My socket library also detects if the code is running on linux, and then instead of Windows IOCP (obviously) it is using linux kernel calls via InteropServices/Marshalling to create, use sockets, and handle the socket events directly with linux epoll, managed to max out the performance of the test machines.

Design tip:

As it turned out it is difficult to design a networking library from scatch, especially one, that is likely very universal for all purposes. You have to design it to have many settings, or especially to the task You need. This means finding the proper socket buffer sizes, the I/O processing thread count, the Worker thread count, the allowed async task count, these all has to be tuned to the machine the application running on and to the connection count, and data type You want to transfer through the network. This is why the built-in sockets are not performing that good, because they must be universal, and they do not let You set these parameters.

In my case assingning more than 2 dedicated threads to I/O event processing actually makes the overall performance worse, because using only 2 RSS Queues, and causing more context switching than what is ideal.

Choosing wrong buffer sizes will result in performance loss.

Always benchmark different implementations for the simulated task You need to find out which solution or setting is the best.

Different settings may produce different performance results on different machines and/or operating systems!

Mono vs Dotnet Core:

Since I've programmed my socket library in a FW/Core compatible way I could test them under linux with mono, and with core native compilation. Most interestingly I could not observe any remarkable performance differences, both were fast, but of course leaving mono and compiling in core should be the way to go.

Bonus performance tip:

If Your network card is capable of RSS (Receive Side Scaling) then enable it in Windows in the network device settings in the advanced properties, and set the RSS Queue from 1 to as high you can/as high is the best for your performance.

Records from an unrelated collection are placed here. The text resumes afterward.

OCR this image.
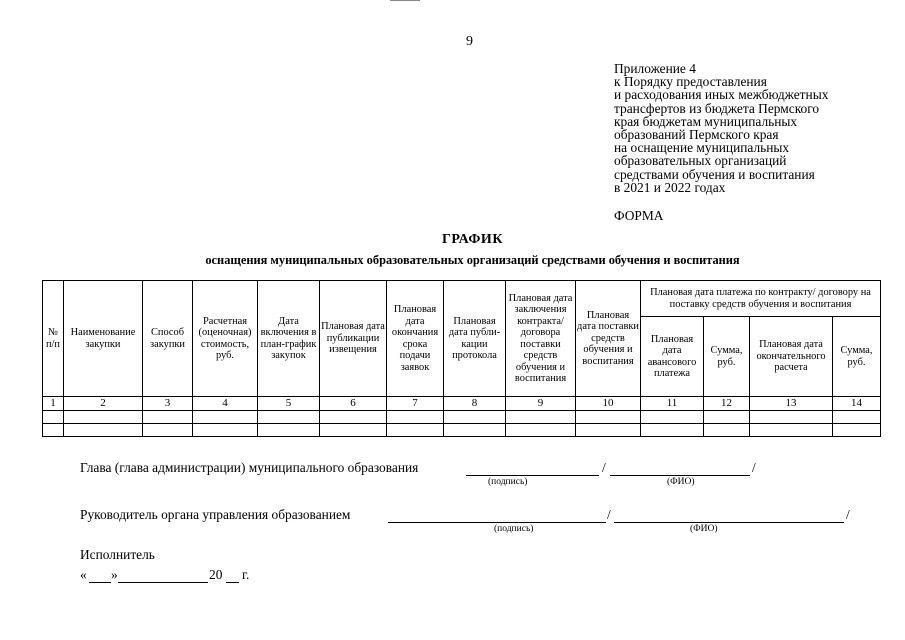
9
Приложение 4
к Порядку предоставления
и расходования иных межбюджетных
трансфертов из бюджета Пермского
края бюджетам муниципальных
образований Пермского края
на оснащение муниципальных
образовательных организаций
средствами обучения и воспитания
в 2021 и 2022 годах
ФОРМА
ГРАФИК
оснащения муниципальных образовательных организаций средствами обучения и воспитания
№ п/п	Наименование закупки	Способ закупки	Расчетная (оценочная) стоимость, руб.	Дата включения в план-график закупок	Плановая дата публикации извещения	Плановая дата окончания срока подачи заявок	Плановая дата публи-кации протокола	Плановая дата заключения контракта/ договора поставки средств обучения и воспитания	Плановая дата поставки средств обучения и воспитания	Плановая дата платежа по контракту/ договору на поставку средств обучения и воспитания			
										Плановая дата авансового платежа	Сумма, руб.	Плановая дата окончательного расчета	Сумма, руб.
1	2	3	4	5	6	7	8	9	10	11	12	13	14

Глава (глава администрации) муниципального образования	/	/
(подпись)	(ФИО)
Руководитель органа управления образованием	/	/
(подпись)	(ФИО)
Исполнитель
« »	20 г.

If it is supported by Your network card then it is usually set to 1, this assigns the network event to process only by one CPU core by the kernel. If You can increment this queue count to higher numbers then it will distribute the network events between more CPU cores, and will result in much better performance.

In linux it is also possible to set this up, but in different ways, better to search for Your linux distro/lan driver information.

I hope my experience will help some of You!

I had the same problem. You should take a look into: NetCoreServer

Every thread in the .NET clr threadpool can handle one task at one time. So to handle more async connects/reads etc., you have to change the threadpool size by using:

ThreadPool.SetMinThreads(Int32, Int32)

Using EAP (event based asynchronous pattern) is the way to go on Windows. I would use it on Linux too because of the problems you mentioned and take the performance plunge.

The best would be io completion ports on Windows, but they are not portable.

PS: when it comes to serialize objects, you are highly encouraged to use protobuf-net. It binary serializes objects up to 10x times faster than the .NET binary serializer and saves a little space too!